Russian shellfire has crashed into the power grid in the southern city of Kherson, Ukrainian officials said on Thursday, cutting power to beleaguered residents and illustrating the problem for Ukraine as it races to restore basic utilities damaged by weeks of Russian strikes.
The attacks are the latest frustration for the city, which sits on the west bank of the Dnipro River. Ukraine reclaimed Kherson on Nov. 11, forcing Russian troops to withdraw to the east bank after a counteroffensive that lasted for months. Since then, Russian forces have fired hundreds of shells across the river at the city.
The authorities have been encouraging residents to leave Kherson, given the lack of power and water in the city, but they have also been racing to reconnect supplies. On Wednesday, the authorities said they had restored power to 20 percent of customers, only for more strikes to reverse the situation.
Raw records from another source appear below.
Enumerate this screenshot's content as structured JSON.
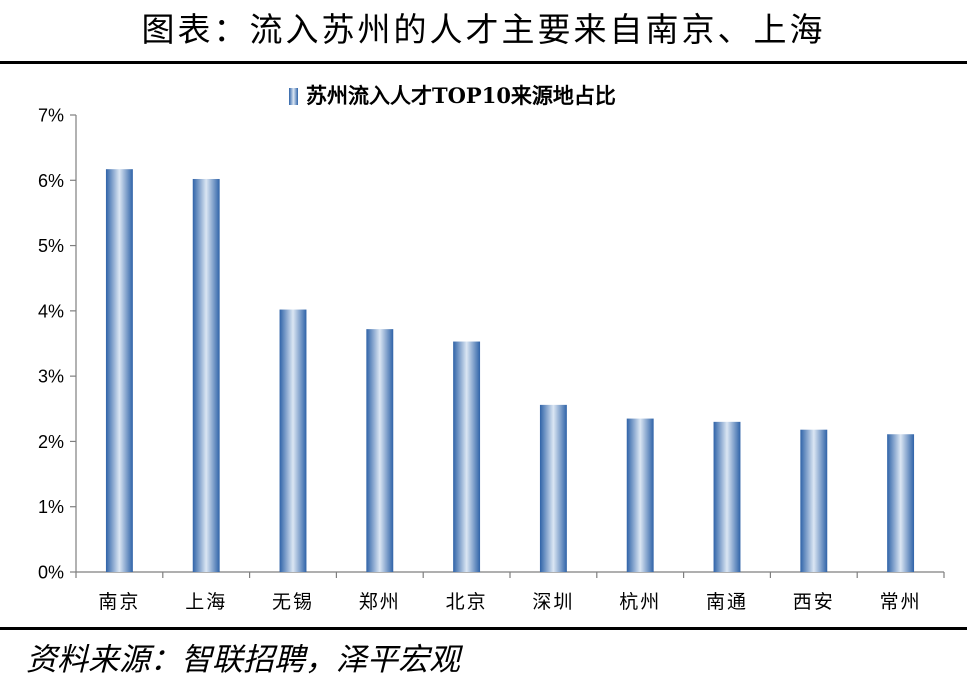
{
  "header": {
    "title": "图表：流入苏州的人才主要来自南京、上海"
  },
  "footer": {
    "source": "资料来源：智联招聘，泽平宏观"
  },
  "colors": {
    "bar_dark": "#2f63a8",
    "bar_light": "#dbe6f3",
    "axis": "#7f7f7f",
    "rule": "#000000"
  },
  "chart_data": {
    "type": "bar",
    "categories": [
      "南京",
      "上海",
      "无锡",
      "郑州",
      "北京",
      "深圳",
      "杭州",
      "南通",
      "西安",
      "常州"
    ],
    "series": [
      {
        "name": "苏州流入人才TOP10来源地占比",
        "values": [
          6.17,
          6.02,
          4.02,
          3.72,
          3.53,
          2.56,
          2.35,
          2.3,
          2.18,
          2.11
        ]
      }
    ],
    "yticks": [
      "0%",
      "1%",
      "2%",
      "3%",
      "4%",
      "5%",
      "6%",
      "7%"
    ],
    "ylim": [
      0,
      7
    ],
    "ylabel": "",
    "xlabel": "",
    "legend_position": "top-center",
    "grid": false
  }
}
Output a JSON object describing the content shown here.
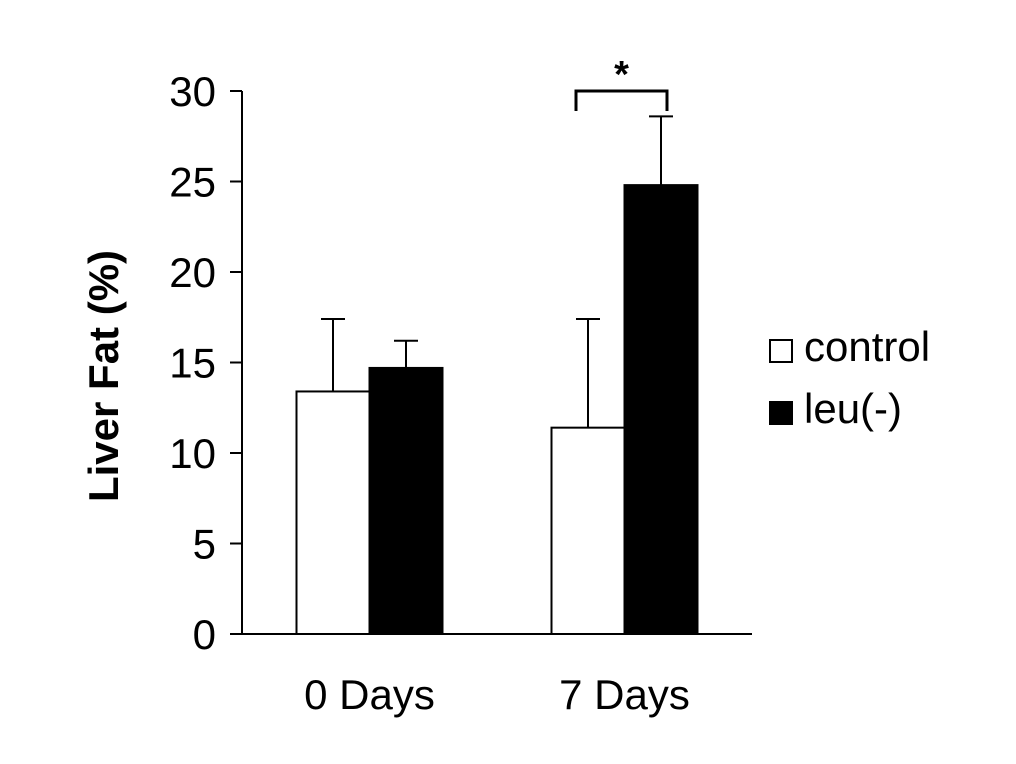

“There is no voltage in power lines in Kherson,” Yaroslav Yanushevych, the head of the regional military administration, said in a post on the Telegram social messaging app. “This happened because of large-scale attacks on the city by the Russian invaders.”
Russian forces fired 34 shells on Thursday that hit five settlements in the broader region, killing one person and wounding two others, Mr. Yanushevych said, adding that engineers from local power company Khersonoblenergo were again working to restore the power lines.
Russia’s aerial attacks on Ukraine’s energy infrastructure escalated sharply in October as Moscow sustained a series of battlefield losses that military experts say have thwarted its strategy for securing Ukraine’s Black Sea coast and the whole of the eastern Donbas region.
Despite the efforts of Ukrainian engineers, and the support of the European Union and the United States, which have started to deliver both transformers and heavy generators, it will take six months to restore the damaged infrastructure, according to Andriy Herus, head of Ukraine’s committee on energy and housing.
“During this winter it is impossible to restore all the damaged facilities of the energy infrastructure,” Mr. Herus said on Ukraine’s Espresso television channel. “The Ukrainian energy system is under constant Russian fire.”
Ukraine’s European partners were having to manufacture some of the equipment that Ukraine needs, a process that would take six months, he said. At the same time, Ukraine was trying to repair damaged facilities but had instituted a series of rolling blackouts to compensate for the shortages.
This week, the deputy minister of internal affairs, Yevhen Yenin, said on Ukrainian television that a total of 520 cities, towns and villages were facing power supply problems because of the attacks.
Places on the conflict’s front lines, such as the city of Kherson, face a particular problem because they are also subject to local mortar and artillery fire, as well as broader strikes.
The head of the regional military administration in Donetsk, a province in Donbas, told journalists on Wednesday that it was too dangerous for engineers to try to fix the power system in Bakhmut, a city that has been devastated by months of fighting as Russian forces attempt to capture it.
“Aerial power lines are destroyed to the extent that we can count them in kilometers,” said the official, Pavlo Kyrylenko, adding that 1,235 people had been killed by shellfire in the province since Russia launched its full-scale invasion of Donetsk in February.